Clause 7.2 with no customers (yet)

C

curzio.basso

Dear all,

my company is developing a software that will be marketed as a service for businesses. As such, the input requirements to the D&D process have been collected based on the hypothetical customers of the market segment the service will be targeted to.

I am now wondering what are the customers the clause 7.2 refers to, in this context. Are they the above-mentioned hypothetical customers, or the actual customers who will purchase the service once D&D process will be completed? In the first case I see the D&D of the product and its delivery as a service as a single process, where the input requirements are refined as the knowledge about the customer gets deeper. In the latter case as two different processes, with the delivery of the service with its own separate input requirements, but I don't know if that makes much sense.

Am I misreading completely the standard? I think I am missing something fundamental here....

Thanks to everyone so kind to give me a word of advice.
 

Marcelo

Inactive Registered Visitor
The customer is usually the end-buyer of the product or service.

The definition from ISO 9000 is:

3.3.5
customer
organization (3.3.1) or person that receives a product (3.4.2)
EXAMPLE Consumer, client, end-user, retailer, beneficiary and purchaser.
NOTE A customer can be internal or external to the organization.

You create a product or service based on some need (the need to the customer which will buy the product or service).

It does not mean that you have to know everything about the costumer on the first place.

So you can begin the design process with some generic information and refine the product or service along the way.

But the hypothetical costumers and actual costumer should in the end be the same, hopefully :)
 

AndyN

Moved On
In an organization with a heavy design "front end" (like innovative products, software etc.) it's not unusual to have sales/marketing define the "customer" requirements, without an actual customer having direct input.

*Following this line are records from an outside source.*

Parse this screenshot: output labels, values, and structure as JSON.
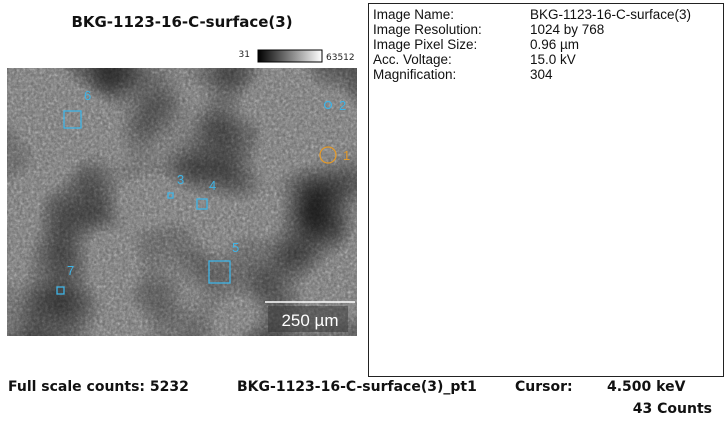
{
  "image_panel": {
    "title": "BKG-1123-16-C-surface(3)",
    "colorbar": {
      "min": "31",
      "max": "63512"
    },
    "markers": [
      {
        "label": "6"
      },
      {
        "label": "2"
      },
      {
        "label": "1"
      },
      {
        "label": "3"
      },
      {
        "label": "4"
      },
      {
        "label": "5"
      },
      {
        "label": "7"
      }
    ],
    "scale_bar": "250 µm"
  },
  "info": {
    "rows": [
      [
        "Image Name:",
        "BKG-1123-16-C-surface(3)"
      ],
      [
        "Image Resolution:",
        "1024 by 768"
      ],
      [
        "Image Pixel Size:",
        "0.96 µm"
      ],
      [
        "Acc. Voltage:",
        "15.0 kV"
      ],
      [
        "Magnification:",
        "304"
      ]
    ]
  },
  "footer": {
    "full_scale": "Full scale counts: 5232",
    "spectrum": "BKG-1123-16-C-surface(3)_pt1",
    "cursor_label": "Cursor:",
    "cursor_energy": "4.500 keV",
    "cursor_counts": "43 Counts"
  }
}
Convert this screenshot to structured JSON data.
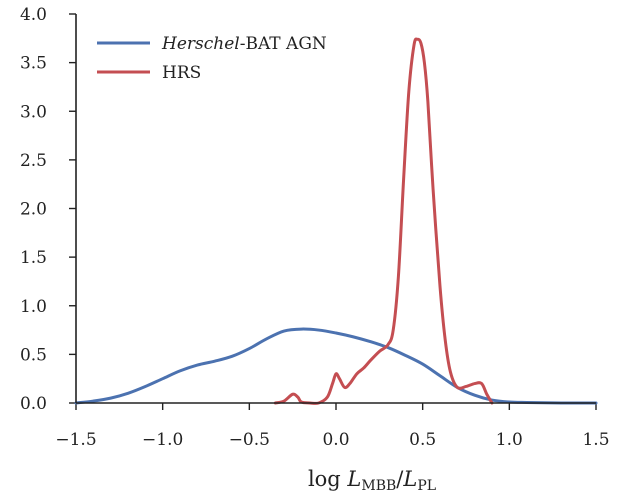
{
  "chart_data": {
    "type": "line",
    "xlabel": "log L_MBB/L_PL",
    "xlabel_parts": {
      "prefix": "log ",
      "num_var": "L",
      "num_sub": "MBB",
      "sep": "/",
      "den_var": "L",
      "den_sub": "PL"
    },
    "ylabel": "",
    "xlim": [
      -1.5,
      1.5
    ],
    "ylim": [
      0.0,
      4.0
    ],
    "x_ticks": [
      -1.5,
      -1.0,
      -0.5,
      0.0,
      0.5,
      1.0,
      1.5
    ],
    "x_tick_labels": [
      "−1.5",
      "−1.0",
      "−0.5",
      "0.0",
      "0.5",
      "1.0",
      "1.5"
    ],
    "y_ticks": [
      0.0,
      0.5,
      1.0,
      1.5,
      2.0,
      2.5,
      3.0,
      3.5,
      4.0
    ],
    "y_tick_labels": [
      "0.0",
      "0.5",
      "1.0",
      "1.5",
      "2.0",
      "2.5",
      "3.0",
      "3.5",
      "4.0"
    ],
    "grid": false,
    "legend_position": "top-left",
    "series": [
      {
        "name": "Herschel-BAT AGN",
        "name_italic": "Herschel",
        "name_rest": "-BAT AGN",
        "color": "#4c72b0",
        "x": [
          -1.5,
          -1.4,
          -1.3,
          -1.2,
          -1.1,
          -1.0,
          -0.9,
          -0.8,
          -0.7,
          -0.6,
          -0.5,
          -0.4,
          -0.3,
          -0.2,
          -0.1,
          0.0,
          0.1,
          0.2,
          0.3,
          0.4,
          0.5,
          0.6,
          0.7,
          0.8,
          0.9,
          1.0,
          1.1,
          1.2,
          1.3,
          1.4,
          1.5
        ],
        "y": [
          0.0,
          0.02,
          0.05,
          0.1,
          0.17,
          0.25,
          0.33,
          0.39,
          0.43,
          0.48,
          0.56,
          0.66,
          0.74,
          0.76,
          0.75,
          0.72,
          0.68,
          0.63,
          0.57,
          0.49,
          0.4,
          0.28,
          0.16,
          0.08,
          0.03,
          0.01,
          0.005,
          0.002,
          0.0,
          0.0,
          0.0
        ]
      },
      {
        "name": "HRS",
        "color": "#c44e52",
        "x": [
          -0.35,
          -0.3,
          -0.25,
          -0.22,
          -0.2,
          -0.15,
          -0.1,
          -0.05,
          -0.02,
          0.0,
          0.02,
          0.05,
          0.08,
          0.12,
          0.16,
          0.2,
          0.25,
          0.3,
          0.33,
          0.36,
          0.39,
          0.42,
          0.45,
          0.47,
          0.49,
          0.51,
          0.53,
          0.56,
          0.6,
          0.63,
          0.66,
          0.7,
          0.75,
          0.8,
          0.84,
          0.87,
          0.9
        ],
        "y": [
          0.0,
          0.02,
          0.09,
          0.06,
          0.01,
          0.0,
          0.0,
          0.06,
          0.2,
          0.3,
          0.25,
          0.16,
          0.2,
          0.3,
          0.36,
          0.44,
          0.53,
          0.6,
          0.75,
          1.3,
          2.3,
          3.2,
          3.68,
          3.74,
          3.7,
          3.5,
          3.1,
          2.2,
          1.2,
          0.65,
          0.32,
          0.16,
          0.17,
          0.2,
          0.2,
          0.09,
          0.0
        ]
      }
    ]
  }
}
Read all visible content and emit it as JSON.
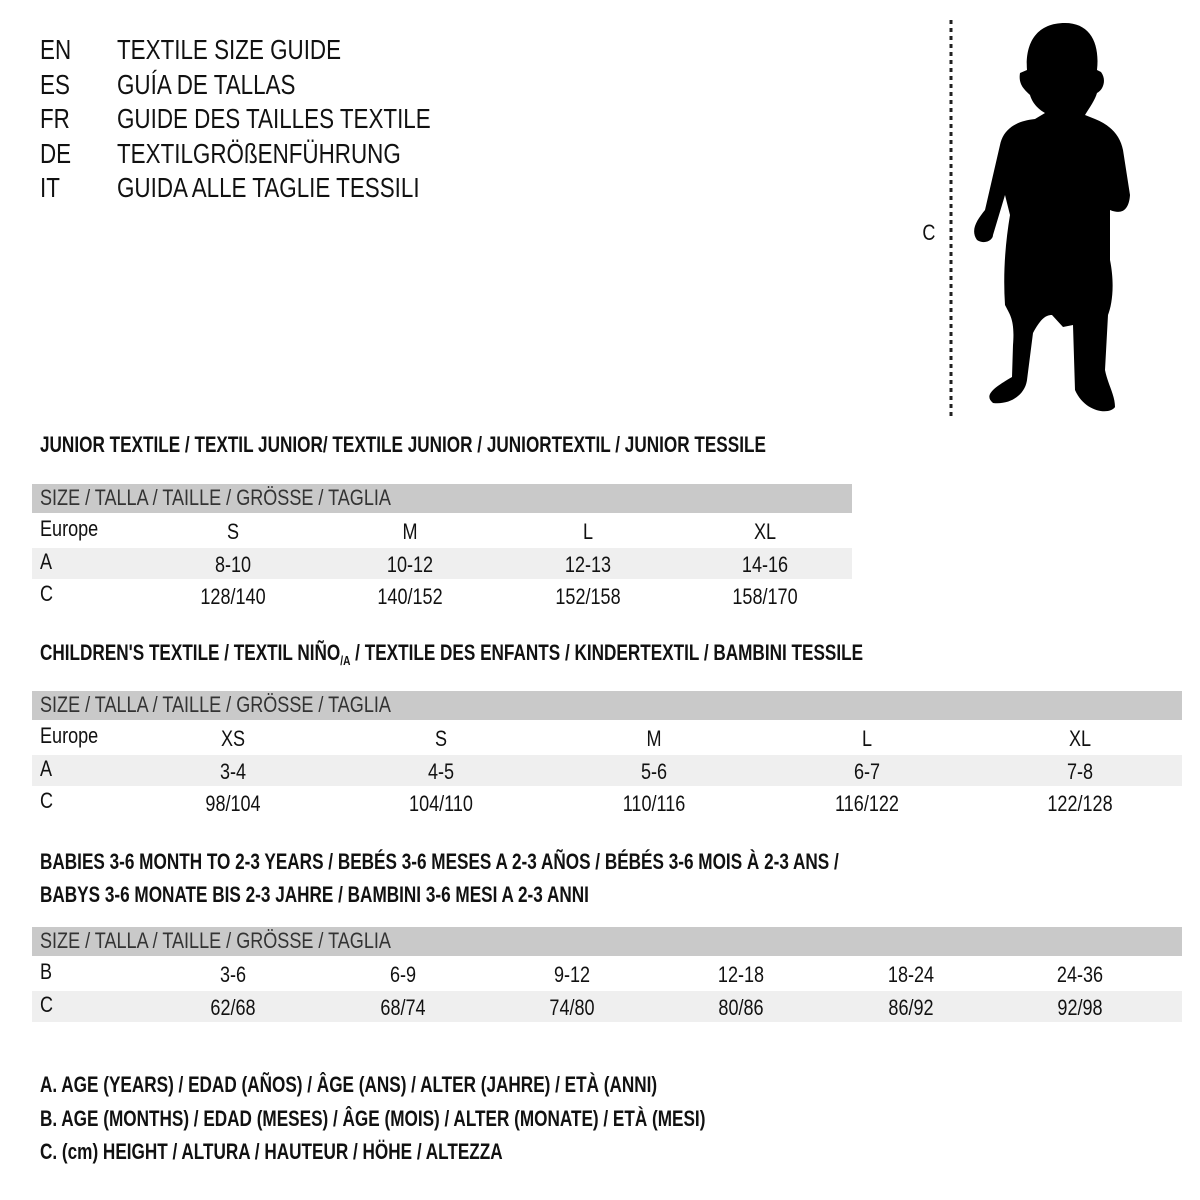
{
  "titles": [
    {
      "code": "EN",
      "text": "TEXTILE SIZE GUIDE"
    },
    {
      "code": "ES",
      "text": "GUÍA DE TALLAS"
    },
    {
      "code": "FR",
      "text": "GUIDE DES TAILLES TEXTILE"
    },
    {
      "code": "DE",
      "text": "TEXTILGRÖßENFÜHRUNG"
    },
    {
      "code": "IT",
      "text": "GUIDA ALLE TAGLIE TESSILI"
    }
  ],
  "figure": {
    "measure_label": "C",
    "icon": "child-silhouette-icon"
  },
  "size_header": "SIZE / TALLA / TAILLE / GRÖSSE / TAGLIA",
  "junior": {
    "heading": "JUNIOR TEXTILE / TEXTIL JUNIOR/ TEXTILE JUNIOR / JUNIORTEXTIL / JUNIOR TESSILE",
    "rows": [
      {
        "label": "Europe",
        "values": [
          "S",
          "M",
          "L",
          "XL"
        ]
      },
      {
        "label": "A",
        "values": [
          "8-10",
          "10-12",
          "12-13",
          "14-16"
        ]
      },
      {
        "label": "C",
        "values": [
          "128/140",
          "140/152",
          "152/158",
          "158/170"
        ]
      }
    ]
  },
  "children": {
    "heading_pre": "CHILDREN'S TEXTILE / TEXTIL NIÑO",
    "heading_sub": "/A",
    "heading_post": " / TEXTILE DES ENFANTS / KINDERTEXTIL / BAMBINI TESSILE",
    "rows": [
      {
        "label": "Europe",
        "values": [
          "XS",
          "S",
          "M",
          "L",
          "XL"
        ]
      },
      {
        "label": "A",
        "values": [
          "3-4",
          "4-5",
          "5-6",
          "6-7",
          "7-8"
        ]
      },
      {
        "label": "C",
        "values": [
          "98/104",
          "104/110",
          "110/116",
          "116/122",
          "122/128"
        ]
      }
    ]
  },
  "babies": {
    "heading_line1": "BABIES 3-6 MONTH TO 2-3 YEARS / BEBÉS 3-6 MESES A 2-3 AÑOS / BÉBÉS 3-6 MOIS À 2-3 ANS /",
    "heading_line2": "BABYS 3-6 MONATE BIS 2-3 JAHRE / BAMBINI 3-6 MESI A 2-3 ANNI",
    "rows": [
      {
        "label": "B",
        "values": [
          "3-6",
          "6-9",
          "9-12",
          "12-18",
          "18-24",
          "24-36"
        ]
      },
      {
        "label": "C",
        "values": [
          "62/68",
          "68/74",
          "74/80",
          "80/86",
          "86/92",
          "92/98"
        ]
      }
    ]
  },
  "legend": [
    "A. AGE (YEARS) / EDAD (AÑOS) / ÂGE (ANS) / ALTER (JAHRE) / ETÀ (ANNI)",
    "B. AGE (MONTHS) / EDAD (MESES) / ÂGE (MOIS) / ALTER (MONATE) / ETÀ (MESI)",
    "C. (cm) HEIGHT / ALTURA / HAUTEUR / HÖHE / ALTEZZA"
  ],
  "colors": {
    "header_bar": "#c9c9c9",
    "row_shade": "#efefef"
  }
}
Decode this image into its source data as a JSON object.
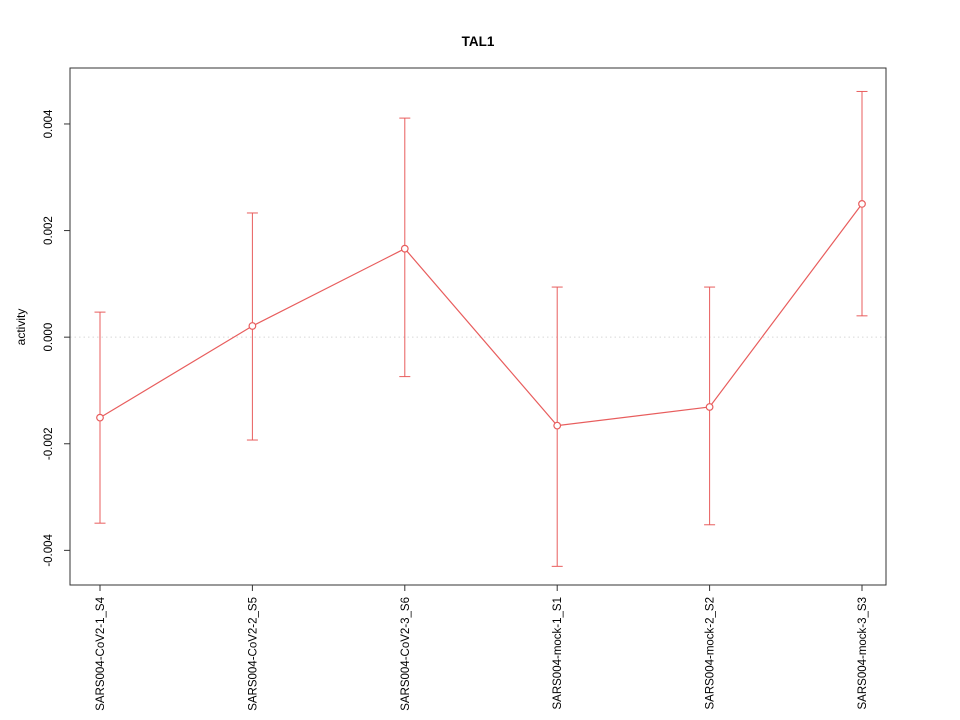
{
  "chart_data": {
    "type": "line",
    "title": "TAL1",
    "ylabel": "activity",
    "xlabel": "",
    "categories": [
      "SARS004-CoV2-1_S4",
      "SARS004-CoV2-2_S5",
      "SARS004-CoV2-3_S6",
      "SARS004-mock-1_S1",
      "SARS004-mock-2_S2",
      "SARS004-mock-3_S3"
    ],
    "series": [
      {
        "name": "TAL1 activity",
        "values": [
          -0.00151,
          0.00021,
          0.00166,
          -0.00166,
          -0.00131,
          0.0025
        ],
        "error_low": [
          -0.00349,
          -0.00193,
          -0.00074,
          -0.0043,
          -0.00352,
          0.0004
        ],
        "error_high": [
          0.00047,
          0.00233,
          0.00411,
          0.00094,
          0.00094,
          0.00461
        ]
      }
    ],
    "yticks": [
      -0.004,
      -0.002,
      0,
      0.002,
      0.004
    ],
    "ytick_labels": [
      "-0.004",
      "-0.002",
      "0.000",
      "0.002",
      "0.004"
    ],
    "ylim": [
      -0.00465,
      0.00505
    ],
    "zero_reference_line": true,
    "grid": "zero-line-only",
    "legend_position": "none",
    "marker": "open-circle",
    "line_color": "#e85d5d",
    "grid_color": "#d8d8d8",
    "axis_color": "#333333"
  }
}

This should present no issue. It (actual customer requirements) becomes part of the process when an inquiry is received to actually buy the product. This is an area of the standard which many find confusing, since the way the standard is laid out, it implies that you MUST have a customer before you do design. It's not that way in reality. Often there's innovation and a market offering, based on taking the risk of actually designing something first.